Era uma sexta-feira, havia passado todo o dia trabalhando, a maioria do tempo em
pé, pois era enfermeira em um grande hospital. O fim de semana seria reservado a
apresentação do seminário no curso de especialização. Descansar, portanto não
parecia ser uma opção.
Além do sono, uma sensação incômoda a atormentava naquela noite. Uma
preocupação intermitente que só fazia diminuir o seu já combalido ânimo.
O motivo atendia pelo nome de Débora, sua filha de 14 anos. Além dela, Joana
ainda era mãe de Raquel, uma espevitada garota de 8.
Mas era Débora que lhe afligia no momento. Ia mal na escola. Suas notas estavam
tão baixas, que precisaria de um verdadeiro milagre para não ser reprovada.
O pior era o jeito como a adolescente encara o problema: reclamava que os
professores não explicavam direito, que não tinha tempo para estudar, que Joana
não lhe ajudava nas lições... ufa!
A relação com a filha estava desgastada e repetitiva: todos os dias havia uma
discussão. Sempre pelos mesmos motivos. Débora reclamava da escola, da
quantidade de louça para lavar, da mãe, etc. Joana reclamava do mal humor de
Débora e do jeito lento e desleixado com que fazia tudo.

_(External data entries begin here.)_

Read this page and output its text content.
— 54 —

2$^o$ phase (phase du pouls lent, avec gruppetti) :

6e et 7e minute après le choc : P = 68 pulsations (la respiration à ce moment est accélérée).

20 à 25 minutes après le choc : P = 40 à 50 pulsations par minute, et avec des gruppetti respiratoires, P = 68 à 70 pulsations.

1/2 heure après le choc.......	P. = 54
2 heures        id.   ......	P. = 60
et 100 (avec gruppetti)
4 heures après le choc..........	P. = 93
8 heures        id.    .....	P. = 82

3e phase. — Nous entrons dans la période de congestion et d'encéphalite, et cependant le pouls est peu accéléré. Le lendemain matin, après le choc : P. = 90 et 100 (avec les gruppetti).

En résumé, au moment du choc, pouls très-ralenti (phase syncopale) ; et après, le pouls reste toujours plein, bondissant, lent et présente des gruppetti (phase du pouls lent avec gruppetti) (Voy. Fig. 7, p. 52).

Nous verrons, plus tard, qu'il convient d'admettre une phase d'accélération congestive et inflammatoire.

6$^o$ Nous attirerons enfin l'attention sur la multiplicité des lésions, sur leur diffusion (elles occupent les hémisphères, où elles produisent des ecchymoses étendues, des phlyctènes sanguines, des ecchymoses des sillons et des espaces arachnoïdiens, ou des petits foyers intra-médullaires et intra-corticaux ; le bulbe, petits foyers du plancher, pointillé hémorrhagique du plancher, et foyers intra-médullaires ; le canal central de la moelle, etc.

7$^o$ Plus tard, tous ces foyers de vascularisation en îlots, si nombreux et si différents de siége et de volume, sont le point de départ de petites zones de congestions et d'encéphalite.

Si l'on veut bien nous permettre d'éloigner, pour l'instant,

1:00 hora. Desligou o computador e deitou-se. Não ficou lá muito bom, mas pelo
menos havia terminado o trabalho. Amanhã sairia bem cedo. Deixara um bilhete
em cima da mesa lembrando Débora que preparasse o café para a irmã. Já
imaginava a cara feira que a filha mais velha faria. O final de semana prometia ser
daqueles!
Trim... trim... trim... o celular tocava enquanto Joana, envergonhada, procurava-o
dentro da bolsa.
- Um momento... Saiu da sala de aula e atendeu.
- Não tem pão de fôrma...
- O que?
- Não tem pão de forma, mãe... como vamos tomar café|
- Débora, eu estou no meio da aula...
- Eu sei, mas... o que eu faço|
- Coma pão francês, oras...
- Você sabe que eu não gosto de pão francês...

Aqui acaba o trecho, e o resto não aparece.